ArXiv KnowU-Bench: new benchmark for interactive and proactive mobile AI agents

A gap in the evaluation of mobile agents

Current benchmarks for mobile AI agents mostly measure static capabilities — can the agent execute task A, how is its understanding of the screen, how accurate is it in OCR. But real mobile assistants need to be interactive, proactive, and personalized — and until now this has not been well evaluated.

KnowU-Bench fills that gap as the first comprehensive benchmark that measures capabilities relevant to real-world use.

Three key dimensions

Interactivity — how naturally the agent communicates with the user, asks the right questions, follows context
Proactivity — the ability to recognize opportunities to help WITHOUT an explicit request
Personalization — adaptation to user preferences and habits over time

Why is this important for mobile devices?

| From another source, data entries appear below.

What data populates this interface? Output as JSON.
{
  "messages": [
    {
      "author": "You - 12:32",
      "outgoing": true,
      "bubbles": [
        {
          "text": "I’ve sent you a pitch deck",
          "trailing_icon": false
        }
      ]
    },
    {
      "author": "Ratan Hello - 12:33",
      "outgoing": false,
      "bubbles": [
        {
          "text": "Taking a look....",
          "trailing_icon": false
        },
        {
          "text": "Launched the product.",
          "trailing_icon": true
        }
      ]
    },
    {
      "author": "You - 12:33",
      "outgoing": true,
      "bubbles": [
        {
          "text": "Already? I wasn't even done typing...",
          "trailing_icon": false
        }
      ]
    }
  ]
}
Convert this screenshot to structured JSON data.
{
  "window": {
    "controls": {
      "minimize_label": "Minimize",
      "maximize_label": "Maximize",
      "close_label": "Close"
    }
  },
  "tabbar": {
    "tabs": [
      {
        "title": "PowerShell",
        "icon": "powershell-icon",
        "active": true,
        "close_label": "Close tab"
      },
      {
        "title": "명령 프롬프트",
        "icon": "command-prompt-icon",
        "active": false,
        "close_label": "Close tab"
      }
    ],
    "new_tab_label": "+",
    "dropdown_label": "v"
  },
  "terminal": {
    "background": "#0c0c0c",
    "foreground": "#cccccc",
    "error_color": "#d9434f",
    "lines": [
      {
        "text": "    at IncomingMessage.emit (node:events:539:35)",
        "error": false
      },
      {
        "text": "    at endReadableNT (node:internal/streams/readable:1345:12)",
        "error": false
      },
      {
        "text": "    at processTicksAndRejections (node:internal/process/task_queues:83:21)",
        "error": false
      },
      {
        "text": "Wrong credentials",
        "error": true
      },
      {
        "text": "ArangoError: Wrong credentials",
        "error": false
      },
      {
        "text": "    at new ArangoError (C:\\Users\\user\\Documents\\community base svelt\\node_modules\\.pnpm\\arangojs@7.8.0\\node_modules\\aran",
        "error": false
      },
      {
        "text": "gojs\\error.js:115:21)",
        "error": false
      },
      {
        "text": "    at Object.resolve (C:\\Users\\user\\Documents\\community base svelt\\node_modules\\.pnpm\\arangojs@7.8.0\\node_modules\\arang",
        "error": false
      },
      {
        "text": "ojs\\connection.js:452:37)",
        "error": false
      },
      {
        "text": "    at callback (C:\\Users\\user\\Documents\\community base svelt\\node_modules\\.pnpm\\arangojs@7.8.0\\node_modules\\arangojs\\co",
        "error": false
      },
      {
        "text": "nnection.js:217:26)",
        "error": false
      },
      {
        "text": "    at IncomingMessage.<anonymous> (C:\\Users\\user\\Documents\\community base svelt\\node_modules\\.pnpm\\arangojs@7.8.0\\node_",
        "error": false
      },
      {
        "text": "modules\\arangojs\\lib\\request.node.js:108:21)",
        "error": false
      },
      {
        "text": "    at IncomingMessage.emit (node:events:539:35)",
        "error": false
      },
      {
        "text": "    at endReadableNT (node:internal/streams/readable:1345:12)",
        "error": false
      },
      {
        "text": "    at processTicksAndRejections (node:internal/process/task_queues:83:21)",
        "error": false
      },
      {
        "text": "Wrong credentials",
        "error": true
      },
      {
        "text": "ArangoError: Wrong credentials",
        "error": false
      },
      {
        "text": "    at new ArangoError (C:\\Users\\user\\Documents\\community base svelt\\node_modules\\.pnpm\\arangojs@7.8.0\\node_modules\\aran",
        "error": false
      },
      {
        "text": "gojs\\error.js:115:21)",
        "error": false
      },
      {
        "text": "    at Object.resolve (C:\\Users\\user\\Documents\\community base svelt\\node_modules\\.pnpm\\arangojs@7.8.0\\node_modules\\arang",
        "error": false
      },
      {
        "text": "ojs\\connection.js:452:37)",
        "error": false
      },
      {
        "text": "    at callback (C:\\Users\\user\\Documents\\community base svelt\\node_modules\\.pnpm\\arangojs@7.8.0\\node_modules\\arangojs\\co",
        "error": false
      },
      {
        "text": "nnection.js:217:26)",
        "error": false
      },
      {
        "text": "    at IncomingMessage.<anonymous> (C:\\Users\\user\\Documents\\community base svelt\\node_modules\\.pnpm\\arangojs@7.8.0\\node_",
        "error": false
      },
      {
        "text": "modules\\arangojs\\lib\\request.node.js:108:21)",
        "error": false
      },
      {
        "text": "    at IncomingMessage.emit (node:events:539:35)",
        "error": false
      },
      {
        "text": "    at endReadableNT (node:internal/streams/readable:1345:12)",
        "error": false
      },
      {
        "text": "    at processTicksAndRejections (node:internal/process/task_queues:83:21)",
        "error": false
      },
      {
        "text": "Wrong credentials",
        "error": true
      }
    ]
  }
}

Mobile agents face unique challenges compared to desktop:

Smaller screen — less information, the agent must filter better
Touch interaction — more complex than mouse/keyboard
Context switching — the user constantly switches between applications
Battery and latency — everything must be efficient
Privacy — the phone knows more about you than the desktop

All the major players are working on mobile agents:

Apple is working on Apple Intelligence integration
Google is developing Gemini agents for Android
Microsoft has Copilot mobile
Specialized projects such as Imbue Bouncer are building local mobile agents

Connection with PASK

Interestingly, KnowU-Bench was published on the same day as PASK (Proactive Agent System with Knowledge) — it is clear that the research community is coordinated in its focus on proactive mobile agents. KnowU-Bench will likely become a standard tool for evaluating models like PASK.

Implications

For developers of mobile AI products, KnowU-Bench provides:

Standardized metrics for comparing models
Realistic test scenarios that reflect real-world use
A starting point for their own capability assessments

For researchers, it opens new research areas where progress can be clearly quantified.